My Musings Through Stable Diffusion

ForBo7 · April 13, 2023, 4:04pm

An antique 18th century painting of a gorilla eating a plate of chips.

You can also read this post at my blog.

I recently began fastai Course Part 2: a course where one dives into the deeper workings of deep learning by fully implementing stable diffusion.

In the first lesson, we play around with diffusers using the Hugging Face Diffusers library. Below are things I have noticed; my musings.

Steps

Diffusion is simply a process whereby noise is progressively removed from a noisy image. A single step can be thought of a single portion of noise being removed.

A depiction of a ring comprised of interwined serpents, topped with a single jewel of emerald.

Below is the evolution of the image above in 48 steps. Each new image has less and less noise (what the diffuser thinks is noise).

The compressed GIF has its own artefacts…

It still managed to generate a pretty good image despite the misspelling of “intertwined”!

When It Doesn’t Work Well

I’ve found that a diffuser doesn’t work well when one prompts it for things, which I assume, it hasn’t “seen” or hasn’t been trained on before. It sounds obvious, but it’s really interesting when you see the result of it.

A grasshopper riding a bunny.

A quick Google search also doesn’t return any images matching the prompt in the top results.

CFG (Classifier Free Guidance)

Or simply known as guidance, CFG is a value which tells the diffuser how much it should stick to the prompt.

A lower guidance leads to more varied and random images that are loosely related to the prompt. A higher guidance produces more relevant images.

I’ve found that too high of a guidenace leads to images having too much contrast.

An antique 18th century painting of a gorilla eating a plate of chips.

The image above shows rows with increasing levels of guidance (1, 2.5, 5, 7.5, 10, 25, 50). 7.5 is the sweetspot.

Negative Prompts

The best way to think about negative prompts is that a negative prompt guides a diffuser away from generating a certain entity.

Take the image below as an example.

An antique 18th century painting of a gorilla eating a plate of chips.

I generated the image again using the exact same seed and prompt, but also used the following negative prompt, “yellow circle”.

Prompt: An antique 18th century painting of a gorilla eating a plate of chips. | Negative Prompt: yellow circle

Image to Image

Instead of starting from noise, one can make a diffuser begin from an existing image. The diffuser follows the image as guide and doesn’t match it 1 to 1.

I quickly mocked up the following image.

I input it to a diffuser with a prompt, and it output the following.

A bench under a tree in a park

I then further generated another image from this one.

A low poly 3D render of a bench under a tree in a park

Further Adapting a Diffuser

There are two ways one can further customize a diffuser to produce desired images: textual inversion and dreambooth.

Textual Inversion

A diffuser contains a text encoder. This encoder is responsible for parsing the prompt and giving it a mathematical representation.

A text encoder can only parse according to its vocabulary. If it encounters words not in its vocabulary, the diffuser will be unable to produce an image relevant to the prompt.

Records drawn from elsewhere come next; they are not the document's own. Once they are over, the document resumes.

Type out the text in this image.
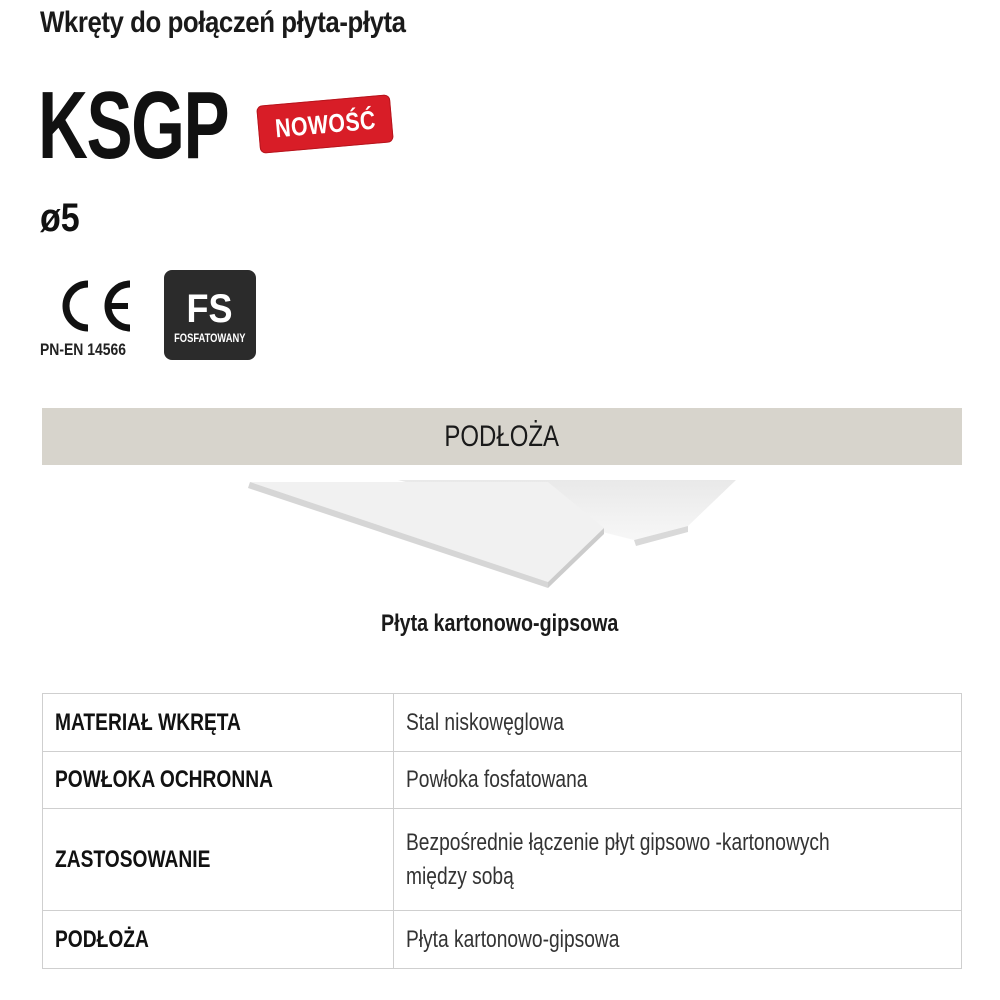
Wkręty do połączeń płyta-płyta
KSGP NOWOŚĆ
ø5
PN-EN 14566
FS
FOSFATOWANY
PODŁOŻA
Płyta kartonowo-gipsowa
MATERIAŁ WKRĘTA	Stal niskowęglowa
POWŁOKA OCHRONNA	Powłoka fosfatowana
ZASTOSOWANIE	Bezpośrednie łączenie płyt gipsowo -kartonowych między sobą

PODŁOŻA	Płyta kartonowo-gipsowa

In a nutshell, textual inversion adds new words to the vocabulary of the text encoder so it can parse prompts with those new words.

I managed to generate the image below by adding the word “Mr Doodle” to the vocabulary of the diffuser’s text encoder.

An antique 18th century painting of a gorilla eating a plate of chips in the style of Mr Doodle

Dreambooth

Dreambooth is more akin to traditional fine-tuning methods. A diffuser is further trained on images one supplies to it.

So End my Musings

If you have any comments, questions, suggestions, feedback, criticisms, or corrections, please do let me know!